Trois migrants ont été acquittés samedi par le tribunal pour mineurs de Mytilène, sur l’île grecque de Lesbos, dans l’affaire de l’incendie du camp de Moria en septembre 2020. Finalement reconnus mineurs au moment des faits, ces trois Afghans ont tout de même passé trois ans en prison. Ils devraient désormais réclamer une indemnisation.
Ils clamaient leur innocence depuis plus de quatre ans.
Trois exilés afghans ont été acquittés vendredi 4 avril par le tribunal pour mineurs de Mytilène, sur l’île grecque de Lesbos. Ils étaient accusés d’avoir volontairement mis le feu au camp de migrants de Moria, qui a totalement détruit le site en septembre 2020. Mais le tribunal a estime que leur implication dans l’incendie n’avait pas été prouvée.

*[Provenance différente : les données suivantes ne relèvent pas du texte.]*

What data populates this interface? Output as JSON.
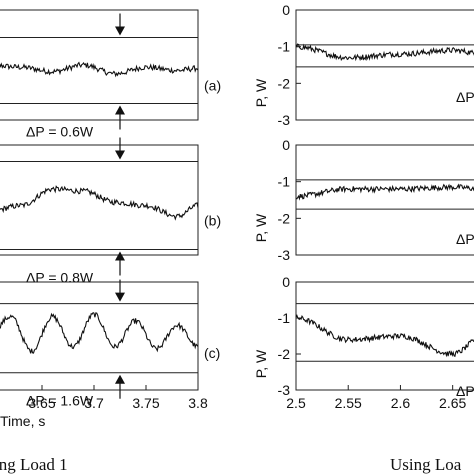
{
  "chart_data": [
    {
      "type": "line",
      "panel": "left",
      "subplot_label": "(a)",
      "annotation": "ΔP = 0.6W",
      "x": [
        3.6,
        3.63,
        3.66,
        3.69,
        3.72,
        3.75,
        3.78,
        3.8
      ],
      "y": [
        -1.0,
        -1.02,
        -1.06,
        -1.0,
        -1.08,
        -1.02,
        -1.05,
        -1.03
      ],
      "ref_lines": [
        -0.75,
        -1.35
      ],
      "xlim": [
        3.6,
        3.8
      ],
      "ylim": [
        -1.5,
        -0.5
      ],
      "x_ticks": [],
      "y_ticks": []
    },
    {
      "type": "line",
      "panel": "left",
      "subplot_label": "(b)",
      "annotation": "ΔP = 0.8W",
      "x": [
        3.6,
        3.63,
        3.66,
        3.69,
        3.72,
        3.75,
        3.78,
        3.8
      ],
      "y": [
        -1.1,
        -1.05,
        -0.9,
        -0.92,
        -1.02,
        -1.05,
        -1.15,
        -1.05
      ],
      "ref_lines": [
        -0.65,
        -1.45
      ],
      "xlim": [
        3.6,
        3.8
      ],
      "ylim": [
        -1.5,
        -0.5
      ],
      "x_ticks": [],
      "y_ticks": []
    },
    {
      "type": "line",
      "panel": "left",
      "subplot_label": "(c)",
      "annotation": "ΔP = 1.6W",
      "x": [
        3.6,
        3.62,
        3.64,
        3.66,
        3.68,
        3.7,
        3.72,
        3.74,
        3.76,
        3.78,
        3.8
      ],
      "y": [
        -1.2,
        -0.8,
        -1.6,
        -0.8,
        -1.5,
        -0.75,
        -1.5,
        -0.9,
        -1.55,
        -1.0,
        -1.5
      ],
      "ref_lines": [
        -0.5,
        -2.1
      ],
      "xlim": [
        3.6,
        3.8
      ],
      "ylim": [
        -2.5,
        0
      ],
      "xlabel": "Time, s",
      "x_ticks": [
        "3.65",
        "3.7",
        "3.75",
        "3.8"
      ],
      "y_ticks": []
    },
    {
      "type": "line",
      "panel": "right",
      "ylabel": "P, W",
      "annotation": "ΔP",
      "x": [
        2.5,
        2.55,
        2.6,
        2.65,
        2.68
      ],
      "y": [
        -1.0,
        -1.3,
        -1.2,
        -1.1,
        -1.2
      ],
      "ref_lines": [
        -0.95,
        -1.55
      ],
      "xlim": [
        2.5,
        2.68
      ],
      "ylim": [
        -3,
        0
      ],
      "y_ticks": [
        "0",
        "-1",
        "-2",
        "-3"
      ],
      "x_ticks": []
    },
    {
      "type": "line",
      "panel": "right",
      "ylabel": "P, W",
      "annotation": "ΔP",
      "x": [
        2.5,
        2.55,
        2.6,
        2.65,
        2.68
      ],
      "y": [
        -1.4,
        -1.2,
        -1.2,
        -1.15,
        -1.2
      ],
      "ref_lines": [
        -0.95,
        -1.75
      ],
      "xlim": [
        2.5,
        2.68
      ],
      "ylim": [
        -3,
        0
      ],
      "y_ticks": [
        "0",
        "-1",
        "-2",
        "-3"
      ],
      "x_ticks": []
    },
    {
      "type": "line",
      "panel": "right",
      "ylabel": "P, W",
      "annotation": "ΔP",
      "x": [
        2.5,
        2.55,
        2.6,
        2.65,
        2.68
      ],
      "y": [
        -1.0,
        -1.6,
        -1.5,
        -2.0,
        -1.5
      ],
      "ref_lines": [
        -0.6,
        -2.2
      ],
      "xlim": [
        2.5,
        2.68
      ],
      "ylim": [
        -3,
        0
      ],
      "y_ticks": [
        "0",
        "-1",
        "-2",
        "-3"
      ],
      "x_ticks": [
        "2.5",
        "2.55",
        "2.6",
        "2.65"
      ]
    }
  ],
  "captions": {
    "left": "ing Load 1",
    "right": "Using Loa"
  }
}
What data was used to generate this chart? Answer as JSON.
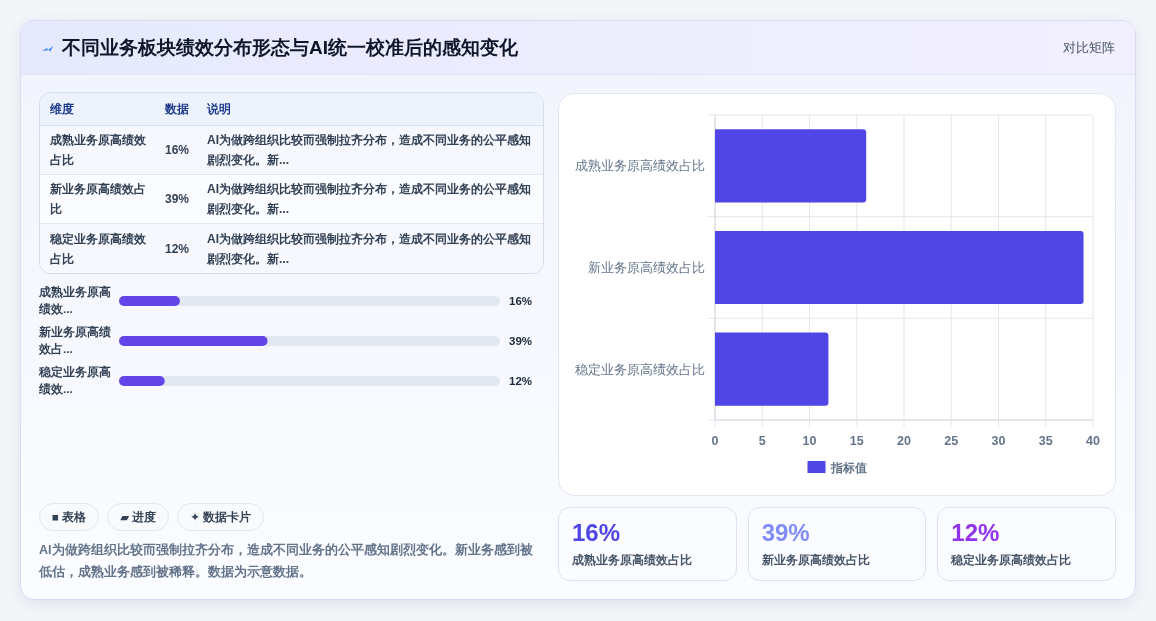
{
  "chart_data": [
    {
      "type": "other",
      "title": "不同业务板块绩效分布形态与AI统一校准后的感知变化",
      "subtitle": "对比矩阵",
      "ylabel": "维度",
      "categories": [
        "数据",
        "说明"
      ],
      "y_categories": [
        "成熟业务原高绩效占比",
        "新业务原高绩效占比",
        "稳定业务原高绩效占比"
      ],
      "cell_labels": [
        [
          "16%",
          "AI为做跨组织比较而强制拉齐分布，造成不同业务的公平感知剧烈变化。新..."
        ],
        [
          "39%",
          "AI为做跨组织比较而强制拉齐分布，造成不同业务的公平感知剧烈变化。新..."
        ],
        [
          "12%",
          "AI为做跨组织比较而强制拉齐分布，造成不同业务的公平感知剧烈变化。新..."
        ]
      ]
    },
    {
      "type": "bar",
      "orientation": "horizontal",
      "categories": [
        "成熟业务原高绩效...",
        "新业务原高绩效占...",
        "稳定业务原高绩效..."
      ],
      "values": [
        16,
        39,
        12
      ],
      "value_labels": [
        "16%",
        "39%",
        "12%"
      ],
      "color": "#6344e6",
      "xlim": [
        0,
        100
      ],
      "tick_labels": "y",
      "annotations": [
        "■ 表格",
        "▰ 进度",
        "✦ 数据卡片",
        "AI为做跨组织比较而强制拉齐分布，造成不同业务的公平感知剧烈变化。新业务感到被低估，成熟业务感到被稀释。数据为示意数据。"
      ]
    },
    {
      "type": "bar",
      "orientation": "horizontal",
      "categories": [
        "成熟业务原高绩效占比",
        "新业务原高绩效占比",
        "稳定业务原高绩效占比"
      ],
      "series": [
        {
          "name": "指标值",
          "color": "#4f46e5",
          "values": [
            16,
            39,
            12
          ]
        }
      ],
      "xlim": [
        0,
        40
      ],
      "xticks": [
        0,
        5,
        10,
        15,
        20,
        25,
        30,
        35,
        40
      ],
      "grid": true,
      "legend": "bottom"
    },
    {
      "type": "other",
      "categories": [
        "成熟业务原高绩效占比",
        "新业务原高绩效占比",
        "稳定业务原高绩效占比"
      ],
      "value_labels": [
        "16%",
        "39%",
        "12%"
      ]
    }
  ]
}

La justice a ainsi annulé la décision donnée en première instance, qui avait condamné ces trois Afghans à 10 ans de prison en 2021.
Ils étaient alors considérés comme des majeurs au moment des faits, malgré la présentation de documents officiels indiquant leur âge (15, 16 et 17 ans). Les autorités n’avaient pas pris en compte ces éléments et s’étaient appuyées sur des radios de leur poignet pour déterminer leur âge – une pratique controversée car elle ne permet pas de donner avec certitude l’âge d’une personne.
« Parodie de procès »
Les avocats de la défense et des ONG avaient à cette époque dénoncé une « parodie de procès ». « Ils ont été condamnés aux peines maximales possibles sans que le tribunal ne reconnaisse la moindre circonstance atténuante. Leur âge aurait dû être pris en compte conformément au code pénal grec.
Ce que nous avons vu, au contraire, c’est une parodie de justice », avait déclaré au Guardian Patrikios Patrikounakis, l’un des avocats chargés de l’affaire.
Les défenseurs avaient également déploré que les charges établies contre les migrants reposaient sur le témoignage d’un autre demandeur d’asile afghan. Mais ce témoin-clé n’était pas présent à l’audience de 2021, car il n’avait pas pu être localisé, selon les avocats.
Les accusés avaient affirmé avoir été victimes de discrimination. Le témoin en question était un Pachtoune pratiquant l’islam sunnite, et les accusés sont des Hazaras, une minorité chiite souvent persécutée en Afghanistan.
En 2024, un cour d’appel avait estimé que le tribunal de première instance n’était pas compétent, ce qui a conduit à un nouveau procès en vertu du droit des mineurs.
« Échec de la justice pénale »
À l’issue du verdict du 4 avril dernier, l’avocat des trois accusés, a déclaré que « cette affaire illustre parfaitement l’échec de la justice pénale lorsque la peur, les stéréotypes et l’opportunisme politique l’emportent ». « Mes jeunes clients ont été détenus pendant près de trois ans et demi dans des prisons inadaptées aux mineurs, sans preuves suffisantes et sans procédure régulière », a rappelé Me Zacharias Kesses.
Les trois Afghans devraient désormais réclamer une indemnisation pour le temps pendant lequel ils ont été injustement détenus en prison.
Dans cette même affaire, deux autres mineurs afghans ont été condamnés en première instance à cinq ans de prison en 2021, puis à quatre ans en appel. Ils ont depuis purgé leur peine et ont été libérés.
Survenus les 8 et 9 septembre 2020, les deux incendies de Moria n’avaient pas fait de victime mais avaient ravagé le plus grand camp de migrants d’Europe où s’entassaient à l’époque environ 20 000 demandeurs d’asile, pour une capacité d’accueil de 3 000 places.
Deux nouveaux camps ont été construits pour pallier la destruction de Moria.
Le premier, prévu pour 2 200 personnes, a été établi temporairement à Mavrovouni. Le second, surnommé « Moria 2.0 » et d’une capacité de 3 000 places, a été construit en septembre 2022 à Vastria, dans le nord de l’île, cristallisant les tensions entre la population insulaire et Athènes.
Le 3 décembre 2020, l’Union européenne et Athènes avaient conclu un accord sur la construction d’une nouvelle structure fermée, à l’image de celui de Samos, pour remplacer Moria, malgré la contestation des ONG, des personnes migrantes et des habitants de l’île. Quatre ans plus tard, le projet n’a toujours pas vu le jour.